The apartment in which we live– my husband (husband! really?) and I live is only slightly less of a disaster now than it was this morning when we first woke up and wandered out from the chaos of our bedroom to the chaos of our living room.

The expectant dining room swells with boxes and books, a cake caddy from Caroline, dishes, a single shoe that belongs to the pair that I split, accidentally, last time I was here, before this was home. It's a good thing that we don't have a table or chairs yet.

We eat meals on the foam fold-out couch, crouched like an indoor picnic, teetering sandwiches and apples  on new plates that glisten like hewn jewels. We didn't want a china pattern; these Target plates are majestic. Who needs a china pattern?

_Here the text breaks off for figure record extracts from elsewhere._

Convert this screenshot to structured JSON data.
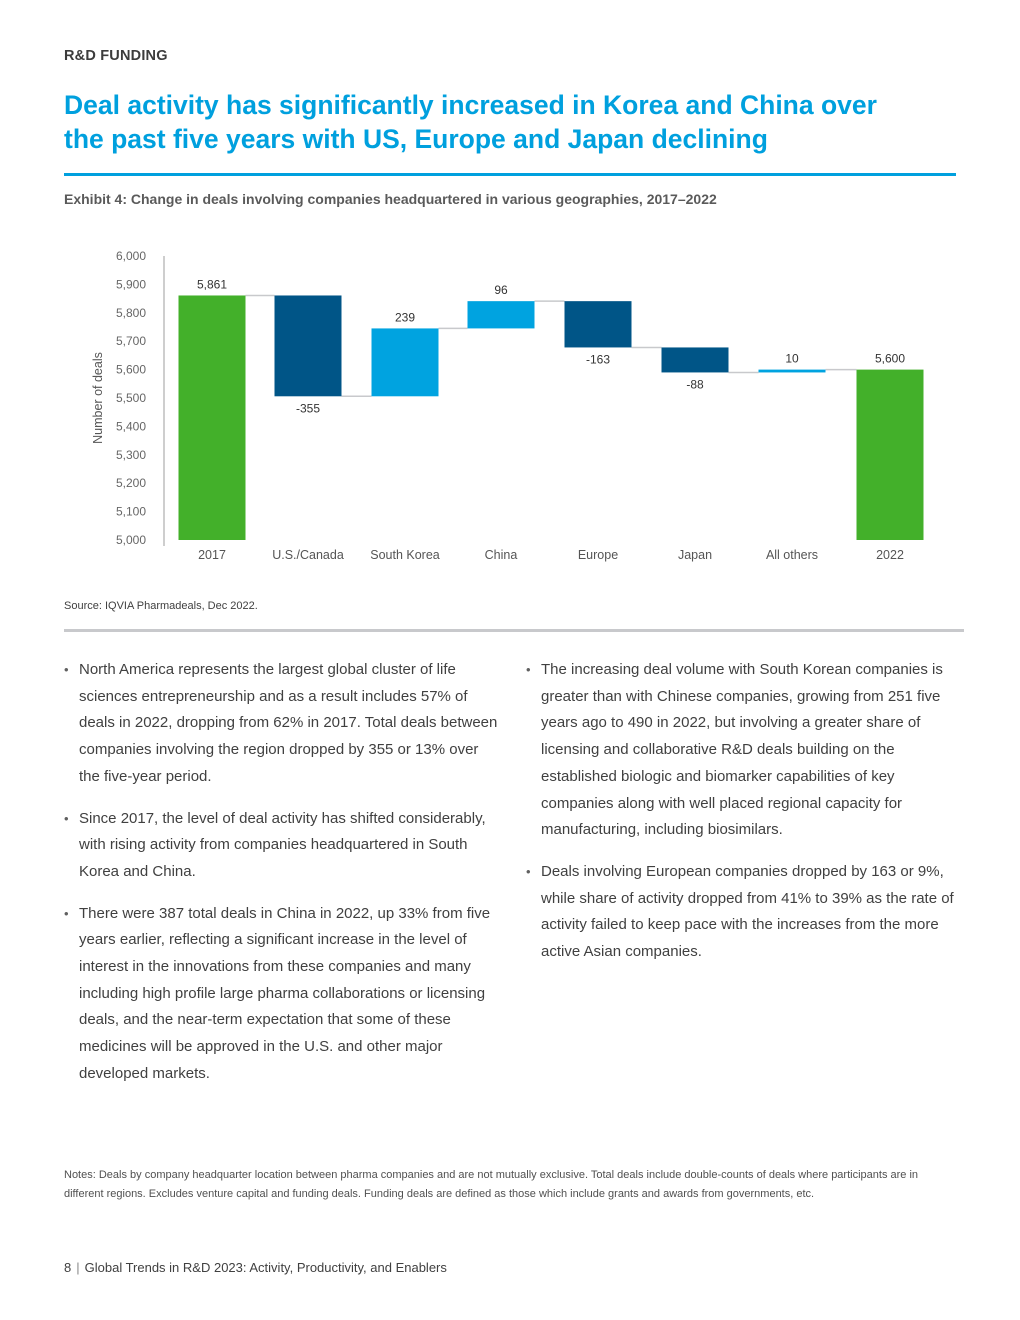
{
  "header": {
    "section_label": "R&D FUNDING",
    "headline_line1": "Deal activity has significantly increased in Korea and China over",
    "headline_line2": "the past five years with US, Europe and Japan declining",
    "exhibit_title": "Exhibit 4: Change in deals involving companies headquartered in various geographies, 2017–2022"
  },
  "colors": {
    "accent": "#00a0de",
    "total_bar": "#43b02a",
    "decrease_bar": "#005587",
    "increase_bar": "#00a3e0",
    "connector": "#c8c9cc"
  },
  "chart_data": {
    "type": "waterfall",
    "ylabel": "Number of deals",
    "ylim": [
      5000,
      6000
    ],
    "yticks": [
      5000,
      5100,
      5200,
      5300,
      5400,
      5500,
      5600,
      5700,
      5800,
      5900,
      6000
    ],
    "ytick_labels": [
      "5,000",
      "5,100",
      "5,200",
      "5,300",
      "5,400",
      "5,500",
      "5,600",
      "5,700",
      "5,800",
      "5,900",
      "6,000"
    ],
    "categories": [
      "2017",
      "U.S./Canada",
      "South Korea",
      "China",
      "Europe",
      "Japan",
      "All others",
      "2022"
    ],
    "values": [
      5861,
      -355,
      239,
      96,
      -163,
      -88,
      10,
      5600
    ],
    "kinds": [
      "total",
      "change",
      "change",
      "change",
      "change",
      "change",
      "change",
      "total"
    ],
    "data_labels": [
      "5,861",
      "-355",
      "239",
      "96",
      "-163",
      "-88",
      "10",
      "5,600"
    ],
    "grid": false
  },
  "source": "Source: IQVIA Pharmadeals, Dec 2022.",
  "left_bullets": [
    "North America represents the largest global cluster of life sciences entrepreneurship and as a result includes 57% of deals in 2022, dropping from 62% in 2017. Total deals between companies involving the region dropped by 355 or 13% over the five-year period.",
    "Since 2017, the level of deal activity has shifted considerably, with rising activity from companies headquartered in South Korea and China.",
    "There were 387 total deals in China in 2022, up 33% from five years earlier, reflecting a significant increase in the level of interest in the innovations from these companies and many including high profile large pharma collaborations or licensing deals, and the near-term expectation that some of these medicines will be approved in the U.S. and other major developed markets."
  ],
  "right_bullets": [
    "The increasing deal volume with South Korean companies is greater than with Chinese companies, growing from 251 five years ago to 490 in 2022, but involving a greater share of licensing and collaborative R&D deals building on the established biologic and biomarker capabilities of key companies along with well placed regional capacity for manufacturing, including biosimilars.",
    "Deals involving European companies dropped by 163 or 9%, while share of activity dropped from 41% to 39% as the rate of activity failed to keep pace with the increases from the more active Asian companies."
  ],
  "notes": "Notes: Deals by company headquarter location between pharma companies and are not mutually exclusive. Total deals include double-counts of deals where participants are in different regions. Excludes venture capital and funding deals. Funding deals are defined as those which include grants and awards from governments, etc.",
  "footer": {
    "page_number": "8",
    "separator": "|",
    "publication": "Global Trends in R&D 2023: Activity, Productivity, and Enablers"
  }
}
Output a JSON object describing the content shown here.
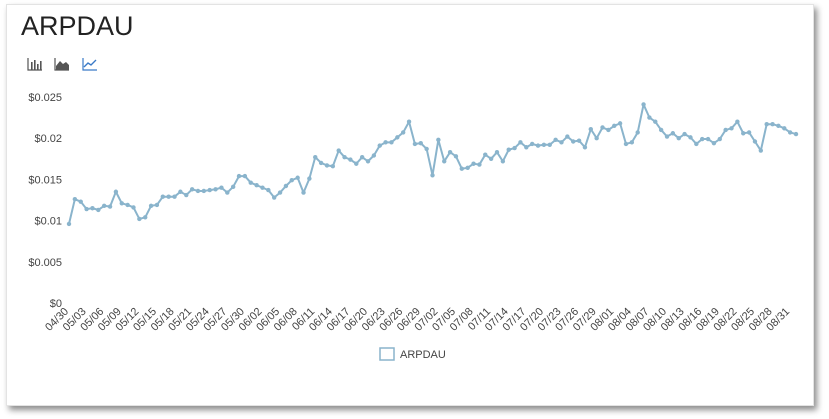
{
  "title": "ARPDAU",
  "toolbar": {
    "icons": [
      "bar-chart-icon",
      "area-chart-icon",
      "line-chart-icon"
    ],
    "active": "line-chart-icon",
    "icon_color": "#555555",
    "active_color": "#3a7ac7"
  },
  "chart_data": {
    "type": "line",
    "title": "ARPDAU",
    "xlabel": "",
    "ylabel": "",
    "ylim": [
      0,
      0.025
    ],
    "yticks": [
      {
        "value": 0,
        "label": "$0"
      },
      {
        "value": 0.005,
        "label": "$0.005"
      },
      {
        "value": 0.01,
        "label": "$0.01"
      },
      {
        "value": 0.015,
        "label": "$0.015"
      },
      {
        "value": 0.02,
        "label": "$0.02"
      },
      {
        "value": 0.025,
        "label": "$0.025"
      }
    ],
    "grid": false,
    "legend": "bottom-center",
    "line_color": "#8ab4cc",
    "x": [
      "04/30",
      "05/01",
      "05/02",
      "05/03",
      "05/04",
      "05/05",
      "05/06",
      "05/07",
      "05/08",
      "05/09",
      "05/10",
      "05/11",
      "05/12",
      "05/13",
      "05/14",
      "05/15",
      "05/16",
      "05/17",
      "05/18",
      "05/19",
      "05/20",
      "05/21",
      "05/22",
      "05/23",
      "05/24",
      "05/25",
      "05/26",
      "05/27",
      "05/28",
      "05/29",
      "05/30",
      "05/31",
      "06/01",
      "06/02",
      "06/03",
      "06/04",
      "06/05",
      "06/06",
      "06/07",
      "06/08",
      "06/09",
      "06/10",
      "06/11",
      "06/12",
      "06/13",
      "06/14",
      "06/15",
      "06/16",
      "06/17",
      "06/18",
      "06/19",
      "06/20",
      "06/21",
      "06/22",
      "06/23",
      "06/24",
      "06/25",
      "06/26",
      "06/27",
      "06/28",
      "06/29",
      "06/30",
      "07/01",
      "07/02",
      "07/03",
      "07/04",
      "07/05",
      "07/06",
      "07/07",
      "07/08",
      "07/09",
      "07/10",
      "07/11",
      "07/12",
      "07/13",
      "07/14",
      "07/15",
      "07/16",
      "07/17",
      "07/18",
      "07/19",
      "07/20",
      "07/21",
      "07/22",
      "07/23",
      "07/24",
      "07/25",
      "07/26",
      "07/27",
      "07/28",
      "07/29",
      "07/30",
      "07/31",
      "08/01",
      "08/02",
      "08/03",
      "08/04",
      "08/05",
      "08/06",
      "08/07",
      "08/08",
      "08/09",
      "08/10",
      "08/11",
      "08/12",
      "08/13",
      "08/14",
      "08/15",
      "08/16",
      "08/17",
      "08/18",
      "08/19",
      "08/20",
      "08/21",
      "08/22",
      "08/23",
      "08/24",
      "08/25",
      "08/26",
      "08/27",
      "08/28",
      "08/29",
      "08/30",
      "08/31",
      "09/01"
    ],
    "xtick_labels": [
      "04/30",
      "05/03",
      "05/06",
      "05/09",
      "05/12",
      "05/15",
      "05/18",
      "05/21",
      "05/24",
      "05/27",
      "05/30",
      "06/02",
      "06/05",
      "06/08",
      "06/11",
      "06/14",
      "06/17",
      "06/20",
      "06/23",
      "06/26",
      "06/29",
      "07/02",
      "07/05",
      "07/08",
      "07/11",
      "07/14",
      "07/17",
      "07/20",
      "07/23",
      "07/26",
      "07/29",
      "08/01",
      "08/04",
      "08/07",
      "08/10",
      "08/13",
      "08/16",
      "08/19",
      "08/22",
      "08/25",
      "08/28",
      "08/31"
    ],
    "series": [
      {
        "name": "ARPDAU",
        "values": [
          0.0096,
          0.0126,
          0.0123,
          0.0114,
          0.0115,
          0.0113,
          0.0118,
          0.0117,
          0.0135,
          0.0121,
          0.0119,
          0.0116,
          0.0102,
          0.0104,
          0.0118,
          0.0119,
          0.0129,
          0.0129,
          0.0129,
          0.0135,
          0.0131,
          0.0138,
          0.0136,
          0.0136,
          0.0137,
          0.0138,
          0.014,
          0.0134,
          0.0141,
          0.0154,
          0.0154,
          0.0146,
          0.0143,
          0.014,
          0.0137,
          0.0128,
          0.0134,
          0.0142,
          0.0149,
          0.0152,
          0.0134,
          0.0151,
          0.0177,
          0.017,
          0.0167,
          0.0166,
          0.0185,
          0.0177,
          0.0174,
          0.0169,
          0.0177,
          0.0172,
          0.0179,
          0.0191,
          0.0195,
          0.0195,
          0.0201,
          0.0207,
          0.022,
          0.0193,
          0.0194,
          0.0187,
          0.0155,
          0.0198,
          0.0172,
          0.0183,
          0.0178,
          0.0163,
          0.0164,
          0.0169,
          0.0168,
          0.018,
          0.0175,
          0.0183,
          0.0172,
          0.0186,
          0.0188,
          0.0195,
          0.0189,
          0.0193,
          0.0191,
          0.0192,
          0.0192,
          0.0198,
          0.0195,
          0.0202,
          0.0196,
          0.0197,
          0.0189,
          0.0211,
          0.02,
          0.0213,
          0.021,
          0.0215,
          0.0218,
          0.0193,
          0.0195,
          0.0207,
          0.0241,
          0.0225,
          0.022,
          0.021,
          0.0202,
          0.0206,
          0.02,
          0.0205,
          0.0201,
          0.0193,
          0.0199,
          0.0199,
          0.0194,
          0.0199,
          0.021,
          0.0212,
          0.022,
          0.0206,
          0.0207,
          0.0196,
          0.0185,
          0.0217,
          0.0217,
          0.0215,
          0.0212,
          0.0207,
          0.0205
        ]
      }
    ]
  }
}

Half of my clothes are mixed with his clothes in the walk-in closet; the other half are slowly disgorging themselves from the suitcase that sits against the far wall of the living room. Next to me on the couch are swirling satin ribbons, purpley like velvet Emperor butterflies, from off Bed-Bath-and-Beyond boxes.

I promised myself that after I was married I would start a new blog, a new place to write, and I would really write there. No more hairline pauses that expand into three-month cracks between posts, like the old blog; no more waffling, whiffling, or whining. Give up and write!

So that is what I've done, and in between the chaos the words come dancing out, the same way the mid-afternoon walk in January-summer weather came, swinging hands with the new husband. The words emerge like his hands come out of the covers in the morning before waking hasn't quite reached my sleepiness and he pulls me close for a good-morning cuddle. The words hurry, straining to be born before the ticking clock calls a halt to the labor and reminds me that it's supper time.

Words wing between all the other things that I could be doing. The chaos has a rhythm to it and yes, yes, we dance.